Hello everyone, Jess here.  This summer has been so amazing.  God has truly blessed us this year with great weather, healthy families and an abundant of veggies in my garden.  Kyle and I plant a garden every year, but you never know what will turn out.  Last year we had one of the worst growing seasons in Ohio.  The rain and then heat just ruined any chance we had at having a nice garden.  Not to mention I was really pregnant and had a newborn in July.  This year however we were determined to have a productive season.


When we planned our garden out this spring I planned on lots of corn, beans and bell peppers…fast forward 3 months and now I’m overloaded with veggies.  Our stock of canned vegetables was almost depleted, but not anymore!  Yes, yes I know I could buy canned veggies at Aldi’s for next to nothing, however there is no better taste and feeling than opening a jar of green beans or un-thawing a bag of corn that was grown by yours truly!

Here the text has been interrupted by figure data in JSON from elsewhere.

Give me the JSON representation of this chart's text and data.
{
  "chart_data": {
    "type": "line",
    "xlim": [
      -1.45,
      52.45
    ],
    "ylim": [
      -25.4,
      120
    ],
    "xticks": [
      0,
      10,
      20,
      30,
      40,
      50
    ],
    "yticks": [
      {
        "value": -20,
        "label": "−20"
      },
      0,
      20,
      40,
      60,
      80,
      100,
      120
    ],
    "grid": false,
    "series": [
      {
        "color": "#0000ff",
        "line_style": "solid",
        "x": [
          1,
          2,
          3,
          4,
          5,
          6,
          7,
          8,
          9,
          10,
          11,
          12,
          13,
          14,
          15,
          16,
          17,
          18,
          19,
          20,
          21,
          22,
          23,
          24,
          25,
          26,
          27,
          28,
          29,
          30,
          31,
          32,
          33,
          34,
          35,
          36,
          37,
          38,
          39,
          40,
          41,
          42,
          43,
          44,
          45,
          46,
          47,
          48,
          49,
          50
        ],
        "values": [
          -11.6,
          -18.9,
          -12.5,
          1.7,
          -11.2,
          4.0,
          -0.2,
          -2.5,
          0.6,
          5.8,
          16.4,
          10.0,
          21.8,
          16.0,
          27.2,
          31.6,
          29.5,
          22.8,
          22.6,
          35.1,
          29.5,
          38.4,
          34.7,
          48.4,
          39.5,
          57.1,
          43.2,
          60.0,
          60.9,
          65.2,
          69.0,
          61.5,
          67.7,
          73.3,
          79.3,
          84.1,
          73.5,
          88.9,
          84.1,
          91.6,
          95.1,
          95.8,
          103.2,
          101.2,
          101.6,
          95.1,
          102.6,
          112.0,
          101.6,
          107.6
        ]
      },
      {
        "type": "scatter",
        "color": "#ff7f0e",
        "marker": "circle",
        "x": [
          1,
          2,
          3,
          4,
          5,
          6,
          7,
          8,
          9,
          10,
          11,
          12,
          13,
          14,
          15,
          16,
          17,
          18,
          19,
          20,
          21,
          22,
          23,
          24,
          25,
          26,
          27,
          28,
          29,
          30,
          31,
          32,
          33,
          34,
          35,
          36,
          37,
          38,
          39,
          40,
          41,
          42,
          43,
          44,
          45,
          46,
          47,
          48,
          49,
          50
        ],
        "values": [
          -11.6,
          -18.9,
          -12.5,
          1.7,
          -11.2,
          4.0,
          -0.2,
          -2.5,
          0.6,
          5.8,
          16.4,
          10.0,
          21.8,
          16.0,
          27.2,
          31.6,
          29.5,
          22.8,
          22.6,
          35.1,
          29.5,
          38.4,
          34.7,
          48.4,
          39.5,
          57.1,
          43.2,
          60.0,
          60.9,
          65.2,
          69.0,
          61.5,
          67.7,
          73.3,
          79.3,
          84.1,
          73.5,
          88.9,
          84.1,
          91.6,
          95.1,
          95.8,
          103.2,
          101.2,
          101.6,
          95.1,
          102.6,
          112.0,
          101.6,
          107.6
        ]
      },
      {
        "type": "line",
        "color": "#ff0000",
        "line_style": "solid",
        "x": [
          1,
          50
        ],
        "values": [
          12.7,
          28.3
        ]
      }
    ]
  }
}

I have had a lot of people say to me “wow I wish someone would have taught me how to can”.  Here’s the kicker, sure my family canned a little growing up.  Ultimately I taught myself by trial and error, also by leaning heavily on my Ball book.  My friend says I’m a 27 year old in a 80 year old’s body because I enjoy canning.

If there is anything to get yourself started on canning, it is green beans.  Most of the work is in picking and snapping (which I find to be sort of relaxing).  You can’t really mess up a jar of beans.  You don’t have to worry about acidity.  All you need to worry about is heating your jars, your lids and your beans.  If the lid seals you are in good shape.

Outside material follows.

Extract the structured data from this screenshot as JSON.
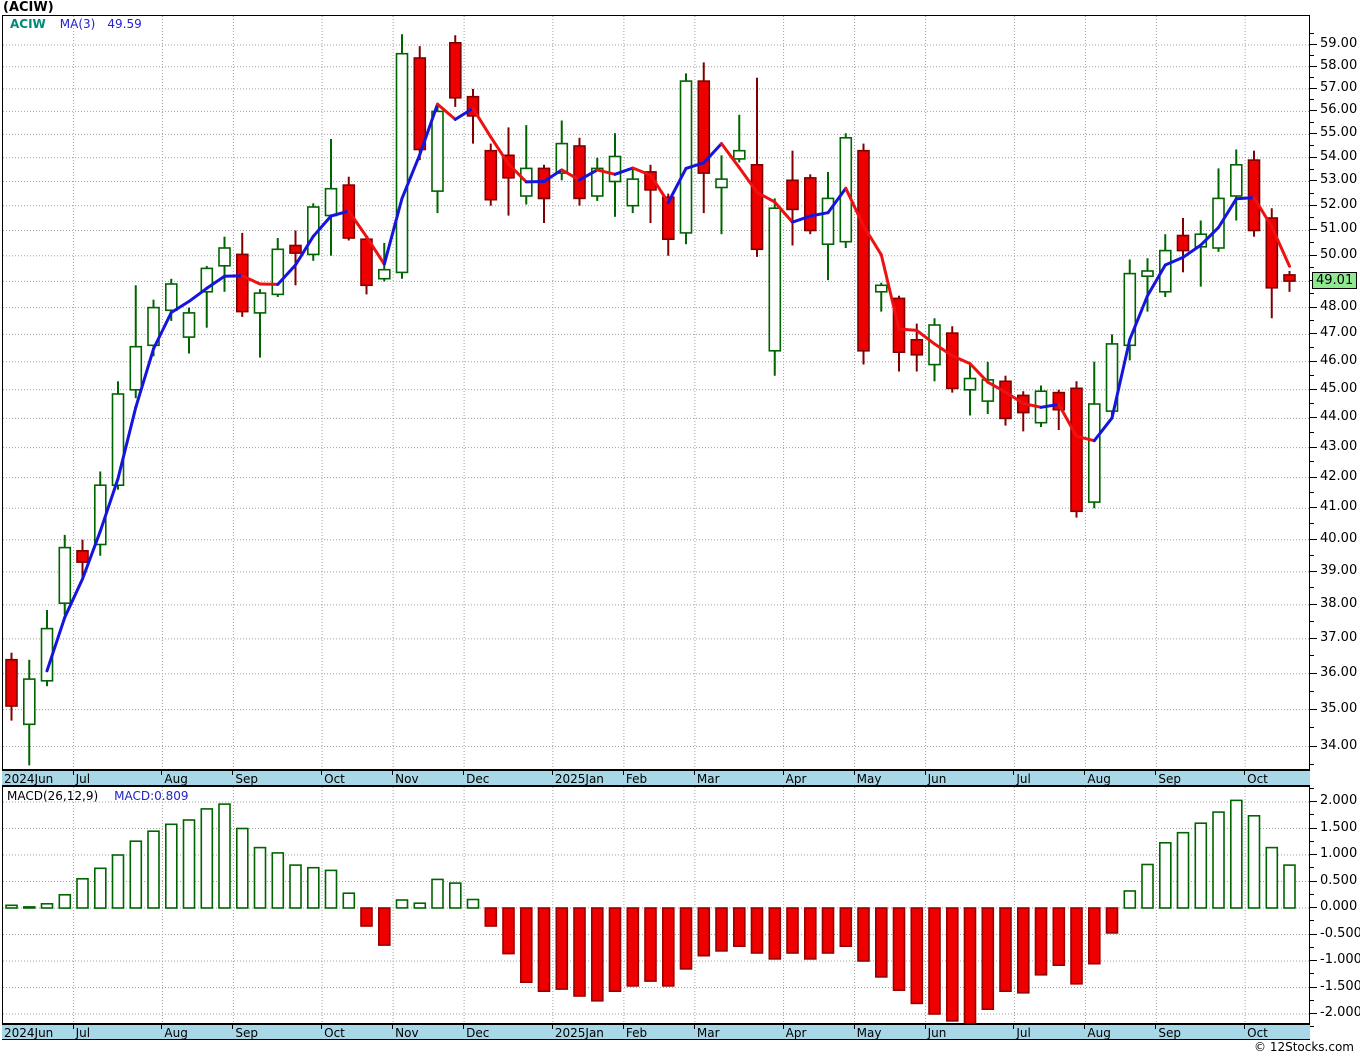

Supplies needed to can beans:

-Pressure Canner

Ball Jars (I use Quart size for beans)

-Ball Lids (I use regular size lids)

Ball Utensil Set

-Salt (optional)

-Slotted Spoon

-Soup Spoon


The first chore is picking the beans and snapping the beans.  I break the ends off and then you can either  cut or break the beans into small pieces.  Keep the beans around 2-3 inches long because you want them to be uniform.

The next thing I do is wash the beans in the sink and get all of my pots ready.  I follow the directions on my pressure canner and start heating my jars up.  You don’t want to put hot beans in a cold jar because it could cause the jar to break or in my awful experience with candle making, EXPLODE.  I put the beans in a large pot with just enough water to cover.  Bring the beans to a boil and boil for 5 minutes.

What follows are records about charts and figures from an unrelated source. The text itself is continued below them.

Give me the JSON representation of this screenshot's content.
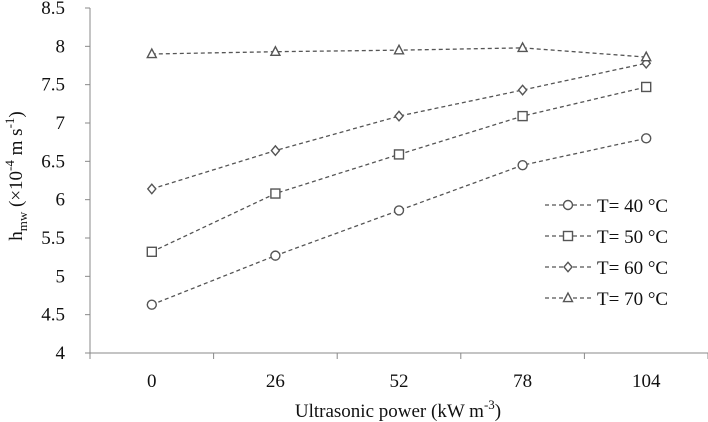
{
  "chart_data": {
    "type": "line",
    "title": "",
    "xlabel": "Ultrasonic  power (kW m",
    "xlabel_sup": "-3",
    "xlabel_end": ")",
    "ylabel_main": "h",
    "ylabel_sub": "mw",
    "ylabel_mid": " (×10",
    "ylabel_sup1": "-4",
    "ylabel_units": " m s",
    "ylabel_sup2": "-1",
    "ylabel_end": ")",
    "categories": [
      "0",
      "26",
      "52",
      "78",
      "104"
    ],
    "ylim": [
      4,
      8.5
    ],
    "yticks": [
      "4",
      "4.5",
      "5",
      "5.5",
      "6",
      "6.5",
      "7",
      "7.5",
      "8",
      "8.5"
    ],
    "grid": false,
    "legend_position": "right",
    "series": [
      {
        "name": "T= 40 °C",
        "marker": "circle",
        "values": [
          4.63,
          5.27,
          5.86,
          6.45,
          6.8
        ]
      },
      {
        "name": "T= 50 °C",
        "marker": "square",
        "values": [
          5.32,
          6.08,
          6.59,
          7.09,
          7.47
        ]
      },
      {
        "name": "T= 60 °C",
        "marker": "diamond",
        "values": [
          6.14,
          6.64,
          7.09,
          7.43,
          7.78
        ]
      },
      {
        "name": "T= 70 °C",
        "marker": "triangle",
        "values": [
          7.9,
          7.93,
          7.95,
          7.98,
          7.86
        ]
      }
    ],
    "colors": {
      "line": "#555555",
      "marker": "#555555",
      "axis": "#888888",
      "text": "#111111"
    }
  }
}
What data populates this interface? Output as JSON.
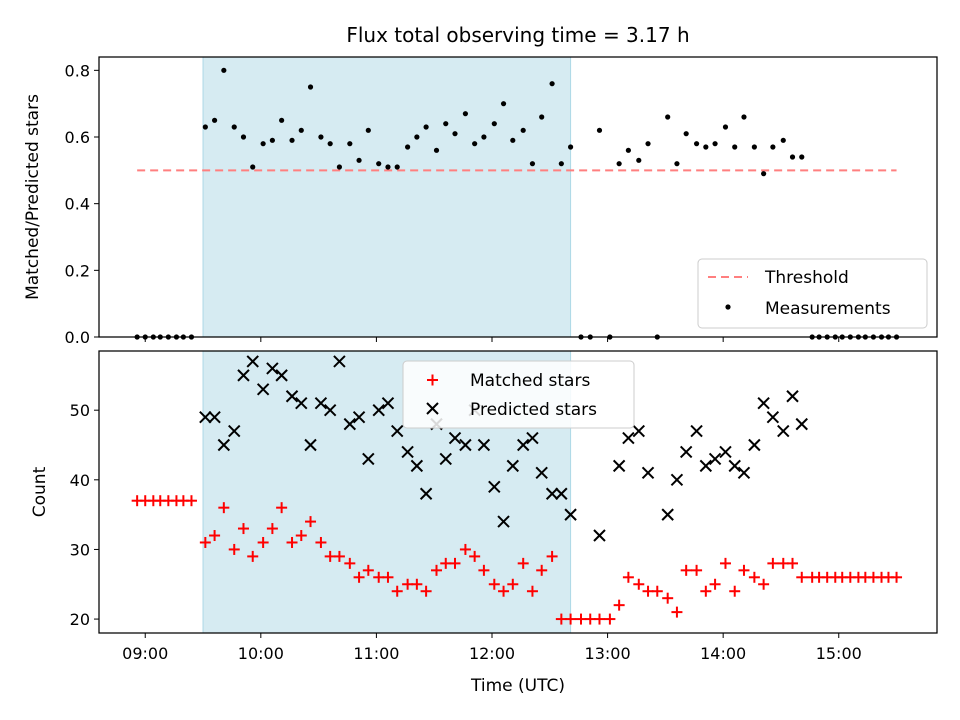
{
  "colors": {
    "shade": "#add8e6",
    "threshold": "#ff7f7f",
    "matched": "#ff0000",
    "predicted": "#000000",
    "measurement": "#000000"
  },
  "chart_data": [
    {
      "type": "scatter",
      "title": "Flux total observing time = 3.17 h",
      "xlabel": "",
      "ylabel": "Matched/Predicted stars",
      "ylim": [
        0,
        0.84
      ],
      "yticks": [
        0.0,
        0.2,
        0.4,
        0.6,
        0.8
      ],
      "ytick_labels": [
        "0.0",
        "0.2",
        "0.4",
        "0.6",
        "0.8"
      ],
      "grid": false,
      "legend": "lower-right",
      "shaded_x": [
        9.5,
        12.68
      ],
      "series": [
        {
          "name": "Threshold",
          "kind": "dashed-line",
          "x": [
            8.93,
            15.5
          ],
          "y": [
            0.5,
            0.5
          ]
        },
        {
          "name": "Measurements",
          "kind": "points",
          "x": [
            8.93,
            9.0,
            9.07,
            9.13,
            9.2,
            9.27,
            9.33,
            9.4,
            9.52,
            9.6,
            9.68,
            9.77,
            9.85,
            9.93,
            10.02,
            10.1,
            10.18,
            10.27,
            10.35,
            10.43,
            10.52,
            10.6,
            10.68,
            10.77,
            10.85,
            10.93,
            11.02,
            11.1,
            11.18,
            11.27,
            11.35,
            11.43,
            11.52,
            11.6,
            11.68,
            11.77,
            11.85,
            11.93,
            12.02,
            12.1,
            12.18,
            12.27,
            12.35,
            12.43,
            12.52,
            12.6,
            12.68,
            12.77,
            12.85,
            12.93,
            13.02,
            13.1,
            13.18,
            13.27,
            13.35,
            13.43,
            13.52,
            13.6,
            13.68,
            13.77,
            13.85,
            13.93,
            14.02,
            14.1,
            14.18,
            14.27,
            14.35,
            14.43,
            14.52,
            14.6,
            14.68,
            14.77,
            14.83,
            14.9,
            14.97,
            15.03,
            15.1,
            15.17,
            15.23,
            15.3,
            15.37,
            15.43,
            15.5
          ],
          "y": [
            0.0,
            0.0,
            0.0,
            0.0,
            0.0,
            0.0,
            0.0,
            0.0,
            0.63,
            0.65,
            0.8,
            0.63,
            0.6,
            0.51,
            0.58,
            0.59,
            0.65,
            0.59,
            0.62,
            0.75,
            0.6,
            0.58,
            0.51,
            0.58,
            0.53,
            0.62,
            0.52,
            0.51,
            0.51,
            0.57,
            0.6,
            0.63,
            0.56,
            0.64,
            0.61,
            0.67,
            0.58,
            0.6,
            0.64,
            0.7,
            0.59,
            0.62,
            0.52,
            0.66,
            0.76,
            0.52,
            0.57,
            0.0,
            0.0,
            0.62,
            0.0,
            0.52,
            0.56,
            0.53,
            0.58,
            0.0,
            0.66,
            0.52,
            0.61,
            0.58,
            0.57,
            0.58,
            0.63,
            0.57,
            0.66,
            0.57,
            0.49,
            0.57,
            0.59,
            0.54,
            0.54,
            0.0,
            0.0,
            0.0,
            0.0,
            0.0,
            0.0,
            0.0,
            0.0,
            0.0,
            0.0,
            0.0,
            0.0
          ]
        }
      ]
    },
    {
      "type": "scatter",
      "title": "",
      "xlabel": "Time (UTC)",
      "ylabel": "Count",
      "xlim": [
        8.6,
        15.85
      ],
      "ylim": [
        18,
        58.5
      ],
      "xticks": [
        9,
        10,
        11,
        12,
        13,
        14,
        15
      ],
      "xtick_labels": [
        "09:00",
        "10:00",
        "11:00",
        "12:00",
        "13:00",
        "14:00",
        "15:00"
      ],
      "yticks": [
        20,
        30,
        40,
        50
      ],
      "ytick_labels": [
        "20",
        "30",
        "40",
        "50"
      ],
      "grid": false,
      "legend": "upper-center",
      "shaded_x": [
        9.5,
        12.68
      ],
      "series": [
        {
          "name": "Matched stars",
          "marker": "plus",
          "x": [
            8.93,
            9.0,
            9.07,
            9.13,
            9.2,
            9.27,
            9.33,
            9.4,
            9.52,
            9.6,
            9.68,
            9.77,
            9.85,
            9.93,
            10.02,
            10.1,
            10.18,
            10.27,
            10.35,
            10.43,
            10.52,
            10.6,
            10.68,
            10.77,
            10.85,
            10.93,
            11.02,
            11.1,
            11.18,
            11.27,
            11.35,
            11.43,
            11.52,
            11.6,
            11.68,
            11.77,
            11.85,
            11.93,
            12.02,
            12.1,
            12.18,
            12.27,
            12.35,
            12.43,
            12.52,
            12.6,
            12.68,
            12.77,
            12.85,
            12.93,
            13.02,
            13.1,
            13.18,
            13.27,
            13.35,
            13.43,
            13.52,
            13.6,
            13.68,
            13.77,
            13.85,
            13.93,
            14.02,
            14.1,
            14.18,
            14.27,
            14.35,
            14.43,
            14.52,
            14.6,
            14.68,
            14.77,
            14.83,
            14.9,
            14.97,
            15.03,
            15.1,
            15.17,
            15.23,
            15.3,
            15.37,
            15.43,
            15.5
          ],
          "y": [
            37,
            37,
            37,
            37,
            37,
            37,
            37,
            37,
            31,
            32,
            36,
            30,
            33,
            29,
            31,
            33,
            36,
            31,
            32,
            34,
            31,
            29,
            29,
            28,
            26,
            27,
            26,
            26,
            24,
            25,
            25,
            24,
            27,
            28,
            28,
            30,
            29,
            27,
            25,
            24,
            25,
            28,
            24,
            27,
            29,
            20,
            20,
            20,
            20,
            20,
            20,
            22,
            26,
            25,
            24,
            24,
            23,
            21,
            27,
            27,
            24,
            25,
            28,
            24,
            27,
            26,
            25,
            28,
            28,
            28,
            26,
            26,
            26,
            26,
            26,
            26,
            26,
            26,
            26,
            26,
            26,
            26,
            26
          ]
        },
        {
          "name": "Predicted stars",
          "marker": "x",
          "x": [
            9.52,
            9.6,
            9.68,
            9.77,
            9.85,
            9.93,
            10.02,
            10.1,
            10.18,
            10.27,
            10.35,
            10.43,
            10.52,
            10.6,
            10.68,
            10.77,
            10.85,
            10.93,
            11.02,
            11.1,
            11.18,
            11.27,
            11.35,
            11.43,
            11.52,
            11.6,
            11.68,
            11.77,
            11.85,
            11.93,
            12.02,
            12.1,
            12.18,
            12.27,
            12.35,
            12.43,
            12.52,
            12.6,
            12.68,
            12.93,
            13.1,
            13.18,
            13.27,
            13.35,
            13.52,
            13.6,
            13.68,
            13.77,
            13.85,
            13.93,
            14.02,
            14.1,
            14.18,
            14.27,
            14.35,
            14.43,
            14.52,
            14.6,
            14.68
          ],
          "y": [
            49,
            49,
            45,
            47,
            55,
            57,
            53,
            56,
            55,
            52,
            51,
            45,
            51,
            50,
            57,
            48,
            49,
            43,
            50,
            51,
            47,
            44,
            42,
            38,
            48,
            43,
            46,
            45,
            50,
            45,
            39,
            34,
            42,
            45,
            46,
            41,
            38,
            38,
            35,
            32,
            42,
            46,
            47,
            41,
            35,
            40,
            44,
            47,
            42,
            43,
            44,
            42,
            41,
            45,
            51,
            49,
            47,
            52,
            48
          ]
        }
      ]
    }
  ]
}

Next up is putting the beans in the jars.  This needs to be a fairly quick step so that the jars and beans stay hot.  Make sure to start your lids too, you don’t want to boil them just keep them at a simmer.  I put 1 teaspoon of salt in each quart, but that is only for taste, it’s not a requirement.  Using my slotted spoon i pack the beans in the quart jar and once packed in tight using my soup spoon I fill the jar with the bean water the bottom of the rim.  Making sure the bubbles are out put the heated lid on and tighten your band, then place in the canner.  Once all of your beans are in jars you place the canner top on and start building your pressure.


Pressure canning is not at all dangerous as long as you follow the directions.  Don’t go getting curious and try to take the lid off until the pressure has gone all the way down. Each canner is different so just make sure you read the manual.

Quart sized jars call for 10 lbs of pressure for 25 minutes.  After the pressure is down take the jars out and set on the counter where they won’t be disturbed.  Soon you will hear the sweet sound of accomplishment when the lids pop, giving yourself a pat on the back because you DID IT!!

So give it a shot!  Worst case scenario is they don’t seal.  If you have any questions just let me know and I will do my best.  I’m not a all a pro.  I’m just a self-taught canner!  Thanks for stopping by and happy canning.